Basic and Advanced Nap Techniques
One that leaves you feeling revitalized and productive afterwards — instead of one where it feels like a truck hit you!
I’ve got five big things to share with you, ranging from basic nap techniques to more advanced stuff and some tools, and even an app that can help you out.
Timing and Duration of Your Nap is Key
For most people, the best nap duration is a 10 to 20 minute nap — the typical power nap.
The reasoning for this has to do with the sleep cycle. Sleep happens in a cycle of about 90 minutes, and it goes through several different stages.
The later stages of the sleep cycle involve slower brain wave activity. If you are awakened during one of these stages, you’re going to experience what’s called sleep inertia — that feeling of grogginess and desire to go right back to sleep. That is not what you want from an afternoon nap.
Now, if you happen to have 90 minutes free in the afternoon, then by all means, get yourself a 90 minute nap, and get a full revolution through that sleep cycle! That’s actually going to provide you with additional benefits that a power nap can’t get you, such as memory consolidation.
I’m guessing that you, like me, and most other people, you don’t have an entire hour and a half in the afternoon to spend napping on a couch.
10 to 20 minutes is going to be the best bang for your buck. You’ll want to take that 10 to 20 minute nap between the hours of 1 to 4 PM.
Why? Before 1 PM you’re probably not going to be very tire. The afternoon energy dip has likely not really hit you yet. More importantly, after 4 PM, if you take a nap, you risk messing with your night’s sleep cycle.
The Best Environment for Power Naps
The best environment for taking a nap is similar to the best environment for going to sleep.
Someplace that’s dark and quiet.
Of course, unless you work from home, you may not have access to a perpetually dark and quiet place.
Keeping a couple of simple tools in your bag can help you out a lot.
Pick up an inexpensive eye mask that can make any place dark.
Get some ear plugs or noise canceling headphones to help shut out the noise.

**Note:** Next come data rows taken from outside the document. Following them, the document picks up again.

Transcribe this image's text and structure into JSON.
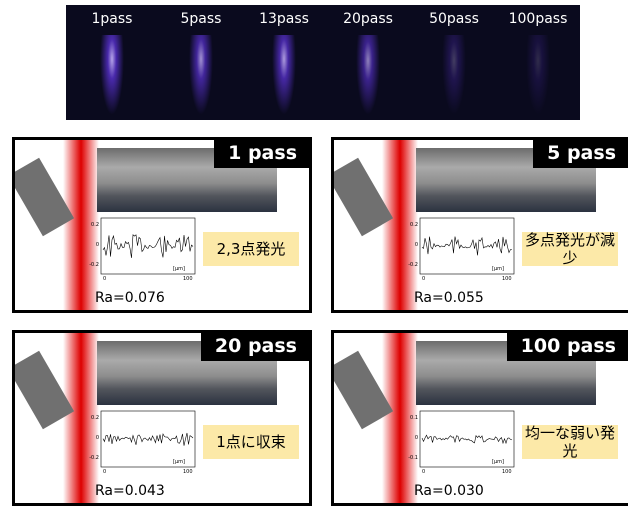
{
  "strip": {
    "labels": [
      "1pass",
      "5pass",
      "13pass",
      "20pass",
      "50pass",
      "100pass"
    ]
  },
  "panels": [
    {
      "title": "1 pass",
      "note": "2,3点発光",
      "ra": "Ra=0.076",
      "yticks": [
        "0.2",
        "0",
        "-0.2"
      ],
      "xticks": [
        "0",
        "100"
      ],
      "unit": "[μm]"
    },
    {
      "title": "5 pass",
      "note": "多点発光が減少",
      "ra": "Ra=0.055",
      "yticks": [
        "0.2",
        "0",
        "-0.2"
      ],
      "xticks": [
        "0",
        "100"
      ],
      "unit": "[μm]"
    },
    {
      "title": "20 pass",
      "note": "1点に収束",
      "ra": "Ra=0.043",
      "yticks": [
        "0.2",
        "0",
        "-0.2"
      ],
      "xticks": [
        "0",
        "100"
      ],
      "unit": "[μm]"
    },
    {
      "title": "100 pass",
      "note": "均一な弱い発光",
      "ra": "Ra=0.030",
      "yticks": [
        "0.1",
        "0",
        "-0.1"
      ],
      "xticks": [
        "0",
        "100"
      ],
      "unit": "[μm]"
    }
  ]
}
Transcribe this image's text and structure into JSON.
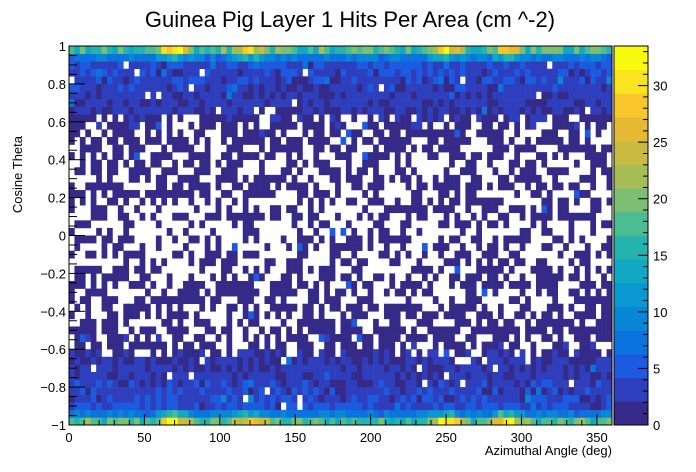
{
  "chart_data": {
    "type": "heatmap",
    "title": "Guinea Pig Layer 1 Hits Per Area (cm ^-2)",
    "xlabel": "Azimuthal Angle (deg)",
    "ylabel": "Cosine Theta",
    "xlim": [
      0,
      360
    ],
    "ylim": [
      -1,
      1
    ],
    "x_ticks": [
      0,
      50,
      100,
      150,
      200,
      250,
      300,
      350
    ],
    "x_tick_labels": [
      "0",
      "50",
      "100",
      "150",
      "200",
      "250",
      "300",
      "350"
    ],
    "y_ticks": [
      -1,
      -0.8,
      -0.6,
      -0.4,
      -0.2,
      0,
      0.2,
      0.4,
      0.6,
      0.8,
      1
    ],
    "y_tick_labels": [
      "−1",
      "−0.8",
      "−0.6",
      "−0.4",
      "−0.2",
      "0",
      "0.2",
      "0.4",
      "0.6",
      "0.8",
      "1"
    ],
    "zlim": [
      0,
      33.5
    ],
    "z_ticks": [
      0,
      5,
      10,
      15,
      20,
      25,
      30
    ],
    "z_tick_labels": [
      "0",
      "5",
      "10",
      "15",
      "20",
      "25",
      "30"
    ],
    "bins": {
      "x": 100,
      "y": 50
    },
    "grid": false,
    "colorbar": "right",
    "hot_spots_phi_deg": [
      70,
      120,
      250,
      290
    ],
    "band_profile": [
      {
        "cos_theta": -0.98,
        "mean": 17
      },
      {
        "cos_theta": -0.94,
        "mean": 8
      },
      {
        "cos_theta": -0.9,
        "mean": 4
      },
      {
        "cos_theta": -0.6,
        "mean": 1.3
      },
      {
        "cos_theta": 0.0,
        "mean": 0.6
      },
      {
        "cos_theta": 0.6,
        "mean": 1.3
      },
      {
        "cos_theta": 0.9,
        "mean": 4
      },
      {
        "cos_theta": 0.94,
        "mean": 8
      },
      {
        "cos_theta": 0.98,
        "mean": 17
      }
    ],
    "palette": [
      "#352a87",
      "#2e3fbe",
      "#1c5be0",
      "#0b73de",
      "#0a86d7",
      "#0a98d0",
      "#10a8c2",
      "#27b3ad",
      "#4cbc91",
      "#7abf72",
      "#a6be55",
      "#c9bb41",
      "#e6b932",
      "#f9c72b",
      "#f9e41f",
      "#f9fb0e"
    ]
  }
}
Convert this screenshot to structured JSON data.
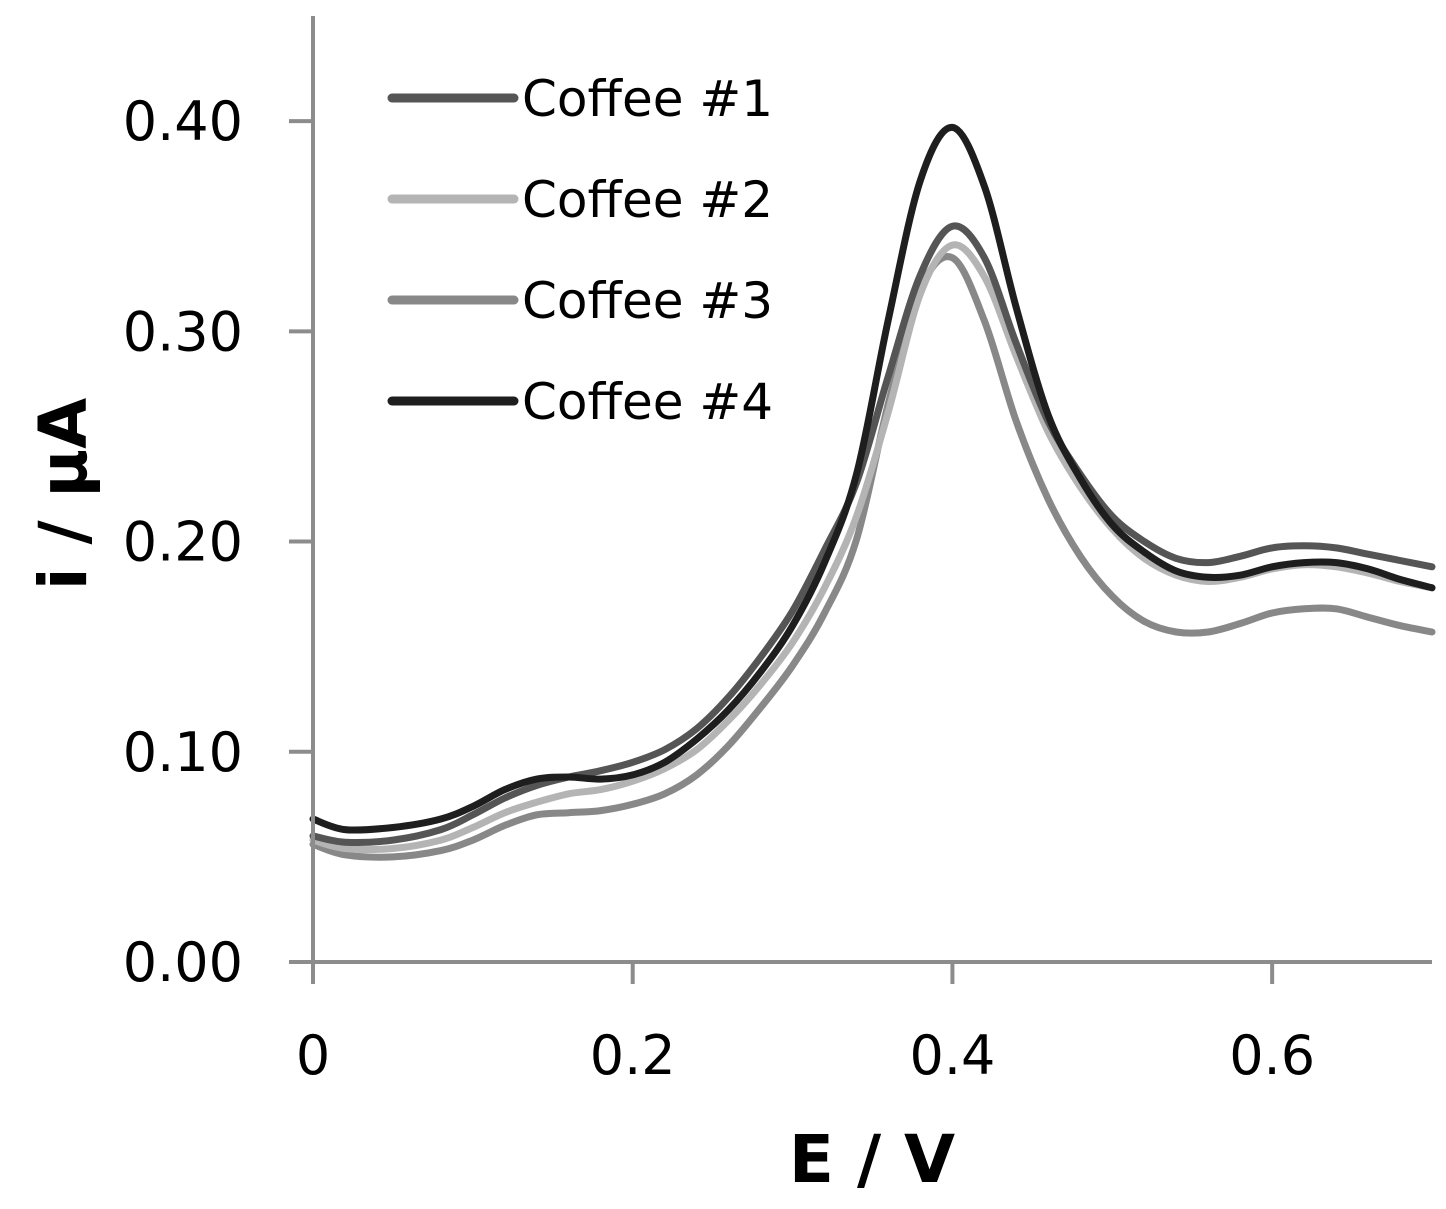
{
  "chart_data": {
    "type": "line",
    "title": "",
    "xlabel": "E / V",
    "ylabel": "i / µA",
    "xlim": [
      0,
      0.7
    ],
    "ylim": [
      0,
      0.45
    ],
    "xticks": [
      0,
      0.2,
      0.4,
      0.6
    ],
    "xtick_labels": [
      "0",
      "0.2",
      "0.4",
      "0.6"
    ],
    "yticks": [
      0,
      0.1,
      0.2,
      0.3,
      0.4
    ],
    "ytick_labels": [
      "0.00",
      "0.10",
      "0.20",
      "0.30",
      "0.40"
    ],
    "grid": false,
    "legend_position": "top-left",
    "series": [
      {
        "name": "Coffee #1",
        "color": "#555555",
        "x": [
          0,
          0.02,
          0.05,
          0.08,
          0.1,
          0.12,
          0.14,
          0.16,
          0.18,
          0.2,
          0.22,
          0.24,
          0.26,
          0.28,
          0.3,
          0.32,
          0.34,
          0.36,
          0.38,
          0.4,
          0.42,
          0.44,
          0.46,
          0.48,
          0.5,
          0.52,
          0.54,
          0.56,
          0.58,
          0.6,
          0.62,
          0.64,
          0.66,
          0.68,
          0.7
        ],
        "y": [
          0.06,
          0.057,
          0.058,
          0.063,
          0.07,
          0.078,
          0.084,
          0.088,
          0.091,
          0.095,
          0.101,
          0.111,
          0.126,
          0.145,
          0.167,
          0.196,
          0.228,
          0.279,
          0.327,
          0.35,
          0.335,
          0.294,
          0.257,
          0.232,
          0.212,
          0.2,
          0.192,
          0.19,
          0.193,
          0.197,
          0.198,
          0.197,
          0.194,
          0.191,
          0.188
        ]
      },
      {
        "name": "Coffee #2",
        "color": "#b4b4b4",
        "x": [
          0,
          0.02,
          0.05,
          0.08,
          0.1,
          0.12,
          0.14,
          0.16,
          0.18,
          0.2,
          0.22,
          0.24,
          0.26,
          0.28,
          0.3,
          0.32,
          0.34,
          0.36,
          0.38,
          0.4,
          0.42,
          0.44,
          0.46,
          0.48,
          0.5,
          0.52,
          0.54,
          0.56,
          0.58,
          0.6,
          0.62,
          0.64,
          0.66,
          0.68,
          0.7
        ],
        "y": [
          0.058,
          0.054,
          0.054,
          0.058,
          0.064,
          0.071,
          0.076,
          0.08,
          0.082,
          0.086,
          0.092,
          0.101,
          0.115,
          0.132,
          0.152,
          0.178,
          0.212,
          0.262,
          0.318,
          0.341,
          0.326,
          0.288,
          0.252,
          0.226,
          0.206,
          0.192,
          0.184,
          0.181,
          0.183,
          0.187,
          0.189,
          0.188,
          0.185,
          0.181,
          0.178
        ]
      },
      {
        "name": "Coffee #3",
        "color": "#888888",
        "x": [
          0,
          0.02,
          0.05,
          0.08,
          0.1,
          0.12,
          0.14,
          0.16,
          0.18,
          0.2,
          0.22,
          0.24,
          0.26,
          0.28,
          0.3,
          0.32,
          0.34,
          0.36,
          0.38,
          0.4,
          0.42,
          0.44,
          0.46,
          0.48,
          0.5,
          0.52,
          0.54,
          0.56,
          0.58,
          0.6,
          0.62,
          0.64,
          0.66,
          0.68,
          0.7
        ],
        "y": [
          0.056,
          0.051,
          0.05,
          0.053,
          0.058,
          0.065,
          0.07,
          0.071,
          0.072,
          0.075,
          0.08,
          0.089,
          0.103,
          0.121,
          0.141,
          0.166,
          0.201,
          0.266,
          0.32,
          0.335,
          0.305,
          0.257,
          0.22,
          0.193,
          0.174,
          0.162,
          0.157,
          0.157,
          0.161,
          0.166,
          0.168,
          0.168,
          0.164,
          0.16,
          0.157
        ]
      },
      {
        "name": "Coffee #4",
        "color": "#1e1e1e",
        "x": [
          0,
          0.02,
          0.05,
          0.08,
          0.1,
          0.12,
          0.14,
          0.16,
          0.18,
          0.2,
          0.22,
          0.24,
          0.26,
          0.28,
          0.3,
          0.32,
          0.34,
          0.36,
          0.38,
          0.4,
          0.42,
          0.44,
          0.46,
          0.48,
          0.5,
          0.52,
          0.54,
          0.56,
          0.58,
          0.6,
          0.62,
          0.64,
          0.66,
          0.68,
          0.7
        ],
        "y": [
          0.068,
          0.063,
          0.064,
          0.068,
          0.074,
          0.082,
          0.087,
          0.088,
          0.087,
          0.089,
          0.095,
          0.106,
          0.12,
          0.138,
          0.16,
          0.19,
          0.232,
          0.306,
          0.372,
          0.397,
          0.369,
          0.311,
          0.26,
          0.23,
          0.208,
          0.195,
          0.186,
          0.183,
          0.184,
          0.188,
          0.19,
          0.19,
          0.187,
          0.182,
          0.178
        ]
      }
    ]
  }
}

What If It Takes You A While To Fall Asleep?
The average person takes around 14 minutes to fall asleep at night. Some people definitely take longer.
Given that, wouldn’t a 10 to 20 minute power nap be useless if you’re not going to be able to fall asleep 15 minutes into it?
You can still gain a lot of benefits from napping even if you don’t fall asleep. The act of simply laying down and closing your eyes for a while and just relaxing can help with feelings of fatigue and increase productivity. So get rid of that expectation that you need to actually fall asleep, and you may find it helps you to eventually learn to fall asleep more easily.
Napping is a skill.
When you start out, you may not be able to fall asleep or get into that relaxed state. After a while, you’re going to find it easier and easier to do.